Dwa zarzuty usiłowania zabójstwa usłyszał 60-latek, który wczoraj w Białej Podlaskiej ranił nożem 11-latkę. Prokuratorzy wnieśli także o trzymiesięczny tymczasowy areszt dla mężczyzny. Dziewczynka w stanie krytycznym walczy o życie.

Wczoraj pijany 60-latek podczas awantury domowej zaatakował swoją 41-letnią konkubinę - wbił jej w brzuch nóż kuchenny. 11-letnia córka stanęła w obronie matki - otrzymała cios w okolice serca. Po ataku mężczyzna próbował popełnić samobójstwo - podciął sobie gardło. Rana nie była jednak głęboka i lekarze zdecydowali, że można go dzisiaj przesłuchać.

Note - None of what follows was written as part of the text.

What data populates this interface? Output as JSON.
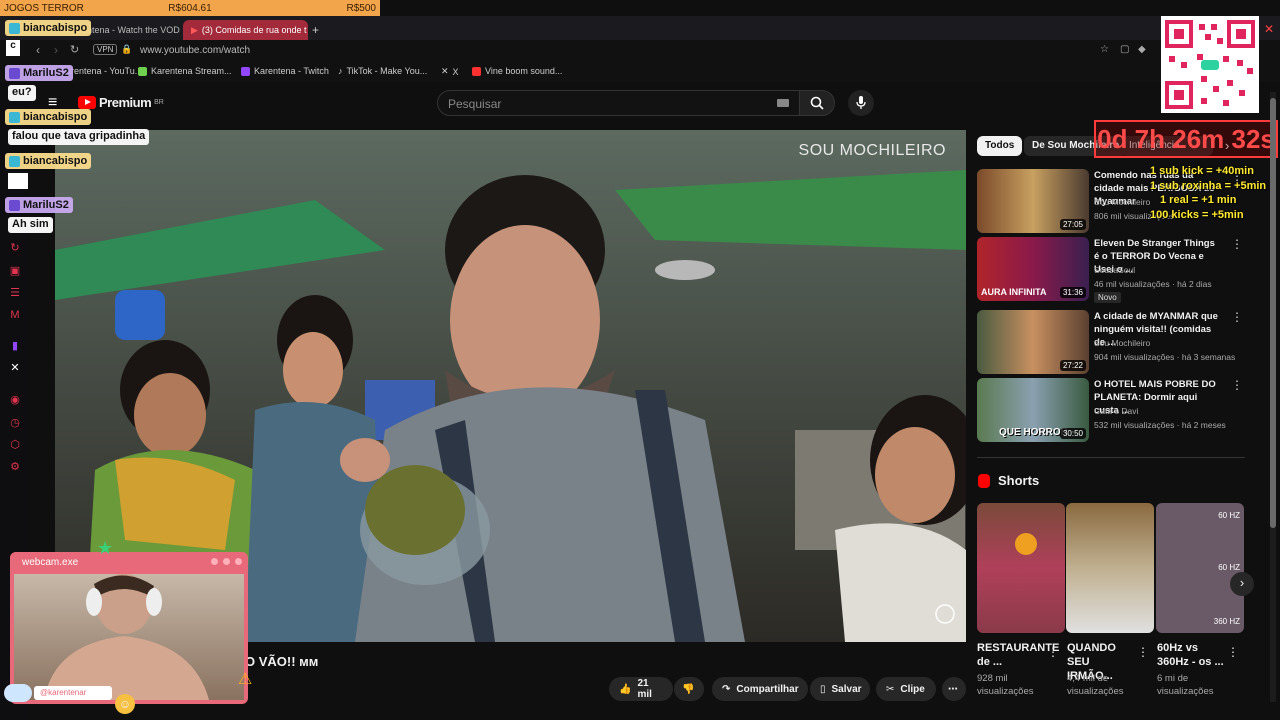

Prokurator przedstawił mu dwa zarzuty usiłowanie zabójstwa. Mężczyzna przyznał się do tego, że brał udział w awanturze, ale zaprzeczył, że chciał zabić. Śledczy chcą tymczasowego aresztu na trzy miesiące, bo 60-latkowi grozi dożywocie.

Stan dziewczynki jest krytyczny - ostrze noża uszkodziło serce. Lekarze cały czas walczą o jej życie.

Pokrzywdzona 41-letnia kobieta to obywatelka Białorusi, która ma kartę stałego pobytu w Polsce. Z 60-latkiem ta ma trójkę dzieci w wieku od 2 miesięcy do 3 lat. Maluchy też były w mieszkaniu w czasie awantury. Zaopiekowała się nimi babcia.